No show for The Shend , but room for Svor Naan, as The Baby Men ploughed through `For King Willy’, The VERY THINGS were dealt a setback when their cover of R. DEAN TAYLOR’s `There’s A Ghost In My House’ was shelved in May ’87, due to The FALL’s re-vamp being released into the charts almost simultaneously. The rpm’s of the disco-fied `Let’s Go Out!’ (the VT’s inaugural release on One Little Indian Records), was hardly compensation for their lack of output, although that was rectified for the underwhelming mini-set, MOTORTOWN (1988) {*5}, by which time the band had folded. The Shend subsequently shifted gear, formed Grimetime, and went into acting (Eastenders, The Bill, Red Dwarf, etc.).
Having earlier collaborated with Paul HARTNOLL on the `Séance’ single in 2007, The CRAVATS – The Shend and RR Dallaway – wiped away the cobwebs to appear at the Rebellion Punk Festival, in 2009, 2010 and 2011, and were caught off-guard when, a year on, healthy sales of their re-mastered debut set reached their pockets; the deluxe double-CD contained a bonus Penny Rimbaud (CRASS) re-working. Sadly, the news that former CRAVATS drummer Dave Bennett had died in 2012, only inspired the band further to keep going.

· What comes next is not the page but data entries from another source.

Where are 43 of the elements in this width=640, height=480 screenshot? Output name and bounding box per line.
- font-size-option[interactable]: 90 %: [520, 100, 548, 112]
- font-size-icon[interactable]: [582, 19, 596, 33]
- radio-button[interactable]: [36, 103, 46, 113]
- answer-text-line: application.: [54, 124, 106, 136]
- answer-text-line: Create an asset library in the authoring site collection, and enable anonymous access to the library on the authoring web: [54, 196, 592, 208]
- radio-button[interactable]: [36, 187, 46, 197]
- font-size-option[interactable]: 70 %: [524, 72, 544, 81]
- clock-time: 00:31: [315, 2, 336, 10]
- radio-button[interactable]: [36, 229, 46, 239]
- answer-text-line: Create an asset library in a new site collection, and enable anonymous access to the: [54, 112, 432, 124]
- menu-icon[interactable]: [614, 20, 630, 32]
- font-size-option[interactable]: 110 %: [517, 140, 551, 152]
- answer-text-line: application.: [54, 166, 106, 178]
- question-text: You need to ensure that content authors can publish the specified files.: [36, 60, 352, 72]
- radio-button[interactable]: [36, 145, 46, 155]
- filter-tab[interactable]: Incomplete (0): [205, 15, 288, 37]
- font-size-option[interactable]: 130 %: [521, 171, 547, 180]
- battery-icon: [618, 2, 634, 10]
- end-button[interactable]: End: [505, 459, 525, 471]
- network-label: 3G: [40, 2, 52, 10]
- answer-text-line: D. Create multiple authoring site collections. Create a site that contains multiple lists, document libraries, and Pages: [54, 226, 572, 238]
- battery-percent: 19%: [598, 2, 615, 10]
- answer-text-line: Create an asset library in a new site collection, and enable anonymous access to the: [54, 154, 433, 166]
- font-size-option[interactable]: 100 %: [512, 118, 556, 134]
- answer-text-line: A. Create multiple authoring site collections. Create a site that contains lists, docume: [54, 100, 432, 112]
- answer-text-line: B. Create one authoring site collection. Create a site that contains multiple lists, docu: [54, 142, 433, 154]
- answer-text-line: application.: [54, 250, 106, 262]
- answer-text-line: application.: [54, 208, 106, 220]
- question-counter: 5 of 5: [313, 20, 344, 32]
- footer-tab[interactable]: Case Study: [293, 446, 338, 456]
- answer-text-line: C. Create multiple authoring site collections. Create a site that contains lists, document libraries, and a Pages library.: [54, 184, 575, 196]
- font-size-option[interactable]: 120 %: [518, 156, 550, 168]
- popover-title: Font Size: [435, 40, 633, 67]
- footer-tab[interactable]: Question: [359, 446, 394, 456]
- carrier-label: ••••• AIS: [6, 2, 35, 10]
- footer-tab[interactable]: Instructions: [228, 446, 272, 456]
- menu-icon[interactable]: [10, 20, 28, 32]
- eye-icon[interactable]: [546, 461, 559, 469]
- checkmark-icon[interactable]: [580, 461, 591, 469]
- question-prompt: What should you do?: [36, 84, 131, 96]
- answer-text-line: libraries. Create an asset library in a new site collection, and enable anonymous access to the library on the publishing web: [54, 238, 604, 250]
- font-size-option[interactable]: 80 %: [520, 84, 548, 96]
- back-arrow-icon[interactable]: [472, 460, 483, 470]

Back in the studio for the first time in over 30 years, and now with guitarist Viscount Biscuits (born Paul Simmons), bassist Joe 91 (born Joe Davin) and drummer Rampton Garstang (born Malcolm Rees) (ex-JOYCE McKINNEY EXPERIENCE, ex-IDENTITY), eccentric singer The Shend and saxophonist Svor Naan put together a bus-top video in March 2016 for their anti-government rant, `Jingo Bells’ (b/w `Batter House’).